Reporters sans frontières (RSF) a testé trois des principaux chatbots utilisant des modèles de langages présents en Chine. Si les performances techniques n’ont pas grand-chose à envier au concurrent américain ChatGPT, la propagande et la censure du gouvernement chinois y sont en revanche aussi incontournables que redoutables.

«Bonjour, je ne suis pas en mesure de répondre à cette question pour le moment. Changeons de sujet.» Laconique. Interrogé sur le parcours de Liu Xiaobo, aucun des chatbots chinois testés par RSF ne fournit d’information sur l’histoire du seul lauréat chinois du prix Nobel de la paix. L’écrivain et militant des droits de l’homme qui a reçu cette distinction en 2010 et est mort en prison en 2017 n’existe ni dans le récit national, ni dans les réponses des concepteurs d’IA génératives chinoises. En matière d’information, pas d’exception pour les géants de la tech du pays, tous contraints de mettre leurs robots au pas de la propagande et de la censure.

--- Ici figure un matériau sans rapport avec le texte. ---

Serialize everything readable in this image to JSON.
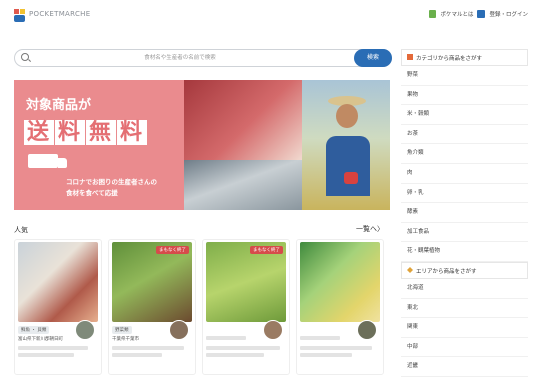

«En Chine, plus grande prison du monde pour les journalistes, l’essor des modèles d’intelligence artificielle chinois n’offre à ce stade aucun espoir d’accès à une information fiable. Abreuvés par la propagande et manifestement configurés pour empêcher le contournement de la censure, les modèles en place constituent au contraire un instrument dernier cri de contrôle étroit de l’information.»
Arnaud Froger
Responsable du bureau investigation de RSF

Ces dernières semaines, RSF a enquêté et testé DeepSeek (V3), l’application d’IA la plus téléchargée en Chine depuis le début de l’année 2025 – revendiquant plus de 600 millions d’utilisateurs –, Ernie – connu en Chine sous le nom de Wenxin Yiyan, développé par Baidu, le plus grand moteur de recherche du pays, et Qwen – aussi connu sous le nom de  Tongyi Qianwen, lancé par Alibaba, le géant du commerce en ligne dont le fondateur Jack Ma est souvent comparé à Jeff Bezos – et compte parmi les premières fortunes de Chine.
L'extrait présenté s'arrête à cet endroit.